The sounds of chains jangling were heard, followed by an increase in the pull of gravity when they were hoisted into the air. Men bellowed and somewhere a crane clanked and groaned into action and the container began moving sideways. It stopped, swaying back and forth, and almost immediately began descending. They thudded into something and another voice bellowed. There were answering shouts from the other side of the container walls, and Fang and the rest of the men held themselves quiet and still. More shouting as the container was muscled into position. There was a loud clank as the hoist let go and a series of kachunks, when some kind of fastening kicked in. The voices and the sounds retreated, only to return not much later when the next container was loaded, and the next, and the next.

It continued for six hours. At one in the afternoon the ship shuddered into life, the engines starting with a rumbling roar. The deck vibrated, setting the hammocks to trembling. They got underway an hour later. Five minutes after that the first of Smith’s men threw up.

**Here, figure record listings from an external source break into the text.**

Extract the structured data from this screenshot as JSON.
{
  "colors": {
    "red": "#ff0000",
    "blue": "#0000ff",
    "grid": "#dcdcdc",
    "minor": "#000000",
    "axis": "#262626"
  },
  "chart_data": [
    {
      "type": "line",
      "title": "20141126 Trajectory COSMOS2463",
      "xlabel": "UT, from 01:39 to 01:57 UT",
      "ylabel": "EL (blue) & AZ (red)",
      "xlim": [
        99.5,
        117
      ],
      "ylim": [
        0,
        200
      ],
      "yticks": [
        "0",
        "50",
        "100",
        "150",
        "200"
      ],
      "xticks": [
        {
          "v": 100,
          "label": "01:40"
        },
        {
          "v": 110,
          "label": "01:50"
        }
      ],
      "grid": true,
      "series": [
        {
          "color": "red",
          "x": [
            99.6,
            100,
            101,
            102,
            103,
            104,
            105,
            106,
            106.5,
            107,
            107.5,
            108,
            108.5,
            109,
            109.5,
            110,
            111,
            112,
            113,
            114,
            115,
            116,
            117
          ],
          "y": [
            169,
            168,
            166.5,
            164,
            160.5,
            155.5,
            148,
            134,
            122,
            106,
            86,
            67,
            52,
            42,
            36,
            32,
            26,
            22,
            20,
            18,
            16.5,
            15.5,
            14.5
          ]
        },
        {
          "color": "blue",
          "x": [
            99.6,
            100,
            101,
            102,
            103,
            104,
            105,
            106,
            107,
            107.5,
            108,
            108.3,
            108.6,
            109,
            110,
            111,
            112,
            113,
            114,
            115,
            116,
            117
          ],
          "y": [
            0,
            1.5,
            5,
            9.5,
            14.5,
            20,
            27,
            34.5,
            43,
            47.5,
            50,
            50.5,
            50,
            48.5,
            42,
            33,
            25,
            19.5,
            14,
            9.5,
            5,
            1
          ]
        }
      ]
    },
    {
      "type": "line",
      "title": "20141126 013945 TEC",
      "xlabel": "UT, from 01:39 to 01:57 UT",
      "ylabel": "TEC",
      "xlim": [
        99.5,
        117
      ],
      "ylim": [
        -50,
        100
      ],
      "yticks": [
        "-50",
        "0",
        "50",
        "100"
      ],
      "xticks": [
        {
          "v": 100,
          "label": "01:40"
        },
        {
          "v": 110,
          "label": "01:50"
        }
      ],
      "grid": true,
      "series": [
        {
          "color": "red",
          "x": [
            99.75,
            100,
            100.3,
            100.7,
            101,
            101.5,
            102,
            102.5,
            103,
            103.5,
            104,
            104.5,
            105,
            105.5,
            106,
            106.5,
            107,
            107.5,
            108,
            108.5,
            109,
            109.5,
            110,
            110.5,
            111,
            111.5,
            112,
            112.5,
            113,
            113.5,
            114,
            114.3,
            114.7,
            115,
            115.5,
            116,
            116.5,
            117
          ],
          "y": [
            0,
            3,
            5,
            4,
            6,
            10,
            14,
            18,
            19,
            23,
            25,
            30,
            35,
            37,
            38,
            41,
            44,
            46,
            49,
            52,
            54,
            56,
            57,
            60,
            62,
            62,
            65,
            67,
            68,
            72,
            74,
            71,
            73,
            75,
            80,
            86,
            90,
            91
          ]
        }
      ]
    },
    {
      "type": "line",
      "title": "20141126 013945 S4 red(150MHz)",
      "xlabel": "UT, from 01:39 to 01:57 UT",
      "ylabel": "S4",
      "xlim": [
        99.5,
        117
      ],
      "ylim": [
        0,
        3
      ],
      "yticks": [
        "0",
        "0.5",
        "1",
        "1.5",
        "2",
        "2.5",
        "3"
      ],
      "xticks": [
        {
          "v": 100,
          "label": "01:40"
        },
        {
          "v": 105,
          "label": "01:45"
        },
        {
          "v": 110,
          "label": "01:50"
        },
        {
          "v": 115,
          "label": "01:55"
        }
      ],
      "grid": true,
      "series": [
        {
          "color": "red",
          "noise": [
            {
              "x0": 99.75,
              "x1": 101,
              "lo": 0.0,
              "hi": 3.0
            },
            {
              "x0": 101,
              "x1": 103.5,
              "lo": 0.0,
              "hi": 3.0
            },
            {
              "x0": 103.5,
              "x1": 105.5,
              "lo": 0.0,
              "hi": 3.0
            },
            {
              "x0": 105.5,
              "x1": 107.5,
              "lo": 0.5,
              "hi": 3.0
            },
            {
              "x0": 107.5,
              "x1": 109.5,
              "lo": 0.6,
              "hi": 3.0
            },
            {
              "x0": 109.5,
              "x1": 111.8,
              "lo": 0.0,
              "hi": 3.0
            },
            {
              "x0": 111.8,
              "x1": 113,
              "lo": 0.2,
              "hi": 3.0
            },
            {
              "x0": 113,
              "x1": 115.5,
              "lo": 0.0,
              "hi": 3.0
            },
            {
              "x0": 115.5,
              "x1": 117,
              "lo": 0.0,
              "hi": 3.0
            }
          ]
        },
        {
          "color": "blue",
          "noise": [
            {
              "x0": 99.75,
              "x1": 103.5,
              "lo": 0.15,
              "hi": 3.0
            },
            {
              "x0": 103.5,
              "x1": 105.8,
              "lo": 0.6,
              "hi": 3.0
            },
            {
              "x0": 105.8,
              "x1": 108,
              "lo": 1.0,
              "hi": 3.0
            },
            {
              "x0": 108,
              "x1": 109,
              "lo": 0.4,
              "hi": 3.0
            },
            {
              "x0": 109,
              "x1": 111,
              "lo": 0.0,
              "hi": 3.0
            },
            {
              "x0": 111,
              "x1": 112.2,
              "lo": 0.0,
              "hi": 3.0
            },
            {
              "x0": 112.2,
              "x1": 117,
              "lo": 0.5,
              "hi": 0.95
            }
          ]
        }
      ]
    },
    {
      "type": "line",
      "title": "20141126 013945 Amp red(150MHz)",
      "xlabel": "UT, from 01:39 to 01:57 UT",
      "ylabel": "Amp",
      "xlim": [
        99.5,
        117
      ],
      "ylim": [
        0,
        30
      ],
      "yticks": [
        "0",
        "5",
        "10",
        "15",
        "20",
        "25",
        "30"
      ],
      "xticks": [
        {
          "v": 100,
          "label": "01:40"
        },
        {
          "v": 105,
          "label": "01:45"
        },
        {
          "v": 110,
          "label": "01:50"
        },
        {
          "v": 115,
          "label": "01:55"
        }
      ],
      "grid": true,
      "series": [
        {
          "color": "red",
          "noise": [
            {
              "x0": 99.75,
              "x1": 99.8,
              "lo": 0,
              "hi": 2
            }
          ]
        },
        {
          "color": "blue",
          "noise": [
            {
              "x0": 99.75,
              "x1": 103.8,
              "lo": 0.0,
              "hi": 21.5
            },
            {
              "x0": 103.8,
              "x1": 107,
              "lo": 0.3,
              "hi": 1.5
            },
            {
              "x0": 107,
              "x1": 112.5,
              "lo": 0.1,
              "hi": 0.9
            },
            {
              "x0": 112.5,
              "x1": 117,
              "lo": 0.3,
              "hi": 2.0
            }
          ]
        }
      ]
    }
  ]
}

By six that evening they were in the North Pacific, with seas Fang estimated as well as he could from inside the container running at least fifteen feet. The ship was rolling and pitching and corkscrewing, and it sounded like the screw was out of the water as often as it was in it. The ship’s helmsman wasn’t doing much to compensate, either. Fang foresaw an overhaul in the ship’s engine room in the not too distant future.

By now all of Smith’s men were puking, some of them just hanging their heads over the sides of their hammocks and others taking turns kneeling in front of the portable toilet. The miasma of vomit and sour sweat mingled with the smell of diesel exhaust creeping into the container. It was enough to make even Fang nauseous. He pulled his sleeping bag over his nose and thought again of that plump wife in Shanghai, with a sturdy son he could raise to be a real seaman, with his own shipping line bankrolled by his father.